Yanez's strained relationships were on display when the media waited outside his mother's house, where his family had prepared a welcome-home party, and he didn't show up. He went instead to the home of the mother of his two children, a woman he proposed marriage to while underground. Yanez's sister, cameras in tow, later threw a rock at the woman's house, and yelled that he can forget having his family to support him.
The miners are getting substantial offers of money for their story, but made a pact to say little about their ordeal while negotiating movie and book rights. They even hired an accountant while underground to track and share the proceeds, their friend, shift foreman Pablo Ramirez, told The Associated Press.
"It's true that we made a pact of silence not to speak of those topics until we think the moment has come," miner Pablo Rojas said Sunday.
"All that will come out later. As a group, we're thinking about putting out a book, and that will tell everything," said Ariel Ticona, whose baby Esperanza – Spanish for hope – was born during his entrapment.

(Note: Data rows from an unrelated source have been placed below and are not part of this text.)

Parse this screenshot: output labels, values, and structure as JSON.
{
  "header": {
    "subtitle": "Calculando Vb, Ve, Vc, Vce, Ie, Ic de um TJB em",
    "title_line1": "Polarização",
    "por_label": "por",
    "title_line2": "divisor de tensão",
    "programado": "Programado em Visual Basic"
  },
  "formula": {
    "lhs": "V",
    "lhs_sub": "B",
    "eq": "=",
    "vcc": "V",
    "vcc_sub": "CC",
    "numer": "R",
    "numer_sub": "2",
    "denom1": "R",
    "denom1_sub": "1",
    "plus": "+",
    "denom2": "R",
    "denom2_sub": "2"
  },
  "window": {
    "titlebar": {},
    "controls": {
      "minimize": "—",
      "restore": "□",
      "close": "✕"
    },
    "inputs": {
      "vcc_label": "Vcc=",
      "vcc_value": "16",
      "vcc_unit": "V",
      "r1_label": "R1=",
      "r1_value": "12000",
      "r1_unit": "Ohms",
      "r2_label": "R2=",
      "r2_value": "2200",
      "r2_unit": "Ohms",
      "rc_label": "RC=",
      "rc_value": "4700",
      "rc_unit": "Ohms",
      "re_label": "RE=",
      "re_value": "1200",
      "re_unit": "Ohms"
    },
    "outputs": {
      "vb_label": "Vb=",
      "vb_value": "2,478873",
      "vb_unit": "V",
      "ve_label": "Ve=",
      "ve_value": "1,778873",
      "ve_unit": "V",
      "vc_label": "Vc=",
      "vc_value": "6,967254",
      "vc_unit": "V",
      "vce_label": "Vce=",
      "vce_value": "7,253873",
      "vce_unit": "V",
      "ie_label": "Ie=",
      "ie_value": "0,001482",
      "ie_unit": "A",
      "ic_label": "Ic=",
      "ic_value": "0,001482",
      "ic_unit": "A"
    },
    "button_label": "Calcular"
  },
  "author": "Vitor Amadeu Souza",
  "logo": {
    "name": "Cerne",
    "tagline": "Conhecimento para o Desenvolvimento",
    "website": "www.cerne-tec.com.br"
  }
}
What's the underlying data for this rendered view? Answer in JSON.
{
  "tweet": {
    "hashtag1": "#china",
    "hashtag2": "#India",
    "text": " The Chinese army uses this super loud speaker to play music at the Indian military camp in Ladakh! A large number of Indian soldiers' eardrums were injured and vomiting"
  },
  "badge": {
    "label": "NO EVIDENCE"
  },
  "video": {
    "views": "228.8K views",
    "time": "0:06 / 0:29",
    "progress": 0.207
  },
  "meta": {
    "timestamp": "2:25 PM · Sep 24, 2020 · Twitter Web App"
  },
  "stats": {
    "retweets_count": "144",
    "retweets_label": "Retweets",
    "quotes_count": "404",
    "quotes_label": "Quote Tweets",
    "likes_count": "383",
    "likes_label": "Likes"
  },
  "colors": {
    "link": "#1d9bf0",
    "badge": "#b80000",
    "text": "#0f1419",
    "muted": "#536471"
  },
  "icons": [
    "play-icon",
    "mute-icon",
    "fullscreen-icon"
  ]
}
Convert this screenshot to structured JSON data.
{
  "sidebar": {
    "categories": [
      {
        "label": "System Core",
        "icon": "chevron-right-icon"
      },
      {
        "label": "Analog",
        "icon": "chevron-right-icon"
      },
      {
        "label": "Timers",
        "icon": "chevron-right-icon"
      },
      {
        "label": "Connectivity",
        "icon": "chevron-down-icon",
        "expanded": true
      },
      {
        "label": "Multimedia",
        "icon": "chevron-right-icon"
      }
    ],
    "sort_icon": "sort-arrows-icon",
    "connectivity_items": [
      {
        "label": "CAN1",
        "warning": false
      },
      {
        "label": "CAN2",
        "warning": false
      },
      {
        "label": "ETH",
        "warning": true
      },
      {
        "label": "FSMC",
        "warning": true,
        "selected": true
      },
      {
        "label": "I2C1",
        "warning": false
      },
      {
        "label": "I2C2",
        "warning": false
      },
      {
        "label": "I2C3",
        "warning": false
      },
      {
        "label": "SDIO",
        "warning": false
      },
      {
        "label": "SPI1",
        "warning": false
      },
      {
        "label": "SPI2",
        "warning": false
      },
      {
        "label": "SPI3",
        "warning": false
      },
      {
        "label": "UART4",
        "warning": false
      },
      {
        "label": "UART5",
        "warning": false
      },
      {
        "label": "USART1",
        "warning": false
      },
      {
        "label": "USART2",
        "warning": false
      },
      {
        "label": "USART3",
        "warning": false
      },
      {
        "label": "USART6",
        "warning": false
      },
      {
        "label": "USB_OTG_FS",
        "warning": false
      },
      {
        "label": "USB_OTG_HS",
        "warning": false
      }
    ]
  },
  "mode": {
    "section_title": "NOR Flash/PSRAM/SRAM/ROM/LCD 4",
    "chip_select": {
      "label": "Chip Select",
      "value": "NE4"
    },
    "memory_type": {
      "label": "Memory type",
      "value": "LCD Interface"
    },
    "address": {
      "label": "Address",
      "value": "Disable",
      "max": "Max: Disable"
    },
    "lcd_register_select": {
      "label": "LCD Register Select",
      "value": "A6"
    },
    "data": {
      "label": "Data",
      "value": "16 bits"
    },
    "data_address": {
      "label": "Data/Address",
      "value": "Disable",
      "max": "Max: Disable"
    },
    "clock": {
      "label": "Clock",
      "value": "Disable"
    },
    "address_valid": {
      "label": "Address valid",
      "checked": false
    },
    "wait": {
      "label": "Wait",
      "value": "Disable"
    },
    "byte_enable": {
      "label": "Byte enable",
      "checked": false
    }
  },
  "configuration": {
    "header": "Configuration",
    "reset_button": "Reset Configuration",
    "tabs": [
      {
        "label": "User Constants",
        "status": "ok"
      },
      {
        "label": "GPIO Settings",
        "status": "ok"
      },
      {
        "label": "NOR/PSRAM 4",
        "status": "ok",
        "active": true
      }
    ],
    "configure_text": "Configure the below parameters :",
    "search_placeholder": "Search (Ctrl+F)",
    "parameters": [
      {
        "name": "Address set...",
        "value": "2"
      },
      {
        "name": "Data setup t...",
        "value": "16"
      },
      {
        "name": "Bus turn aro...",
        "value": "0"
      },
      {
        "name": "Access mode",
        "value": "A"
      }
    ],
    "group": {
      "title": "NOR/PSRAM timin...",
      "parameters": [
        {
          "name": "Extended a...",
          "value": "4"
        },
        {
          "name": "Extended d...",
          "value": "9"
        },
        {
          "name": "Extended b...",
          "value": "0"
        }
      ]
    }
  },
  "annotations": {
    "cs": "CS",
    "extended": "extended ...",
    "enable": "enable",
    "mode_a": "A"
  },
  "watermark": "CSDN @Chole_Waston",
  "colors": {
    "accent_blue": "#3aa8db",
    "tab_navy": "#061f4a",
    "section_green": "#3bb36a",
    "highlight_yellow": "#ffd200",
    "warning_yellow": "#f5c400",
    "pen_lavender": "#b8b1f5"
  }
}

Some details have trickled out.
For instance, Ramirez said that as desperation grew in the days before rescuers broke through with a drill on Aug. 22, they took to drinking metallic-tasting water from the radiators of vehicles trapped with them.
"Incredible things happened," he said.
Relatives and friends have also said there were plenty of heated arguments below – but won't discuss them publicly.
Some of the men have new job opportunities. Franklin Lobos, a former professional soccer player who drove trucks at the San Jose mine, is wanted by the world soccer body FIFA to give motivational talks, Chilean soccer director Harold Mayne-Nicholls said. Mamani, a Bolivian and the only non-Chilean among the miners, has been offered a job by Bolivian President Evo Morales.
Omar Reygadas is among the rescued miners who say they will keep on working in mines.
"It is my work. It is my way of earning pesos," he said. "I am a mole, and I'm happy when I am underground."
The San Jose mine is inoperable following the cave-in, and its owners have declared bankruptcy, but the rescued miners have been offered jobs with larger mining operations with better safety records – most of them far away from where they live now.
As concerned as some of the rescued miners are about what happens next, more than 300 former co-workers who were not trapped also are out of work.
These miners threatened Sunday to occupy a "Camp Hope II" in protest until they get their severance payments. They fear that if they take other jobs now, they could lose all the acquired pay and benefits the law entitles them to receive.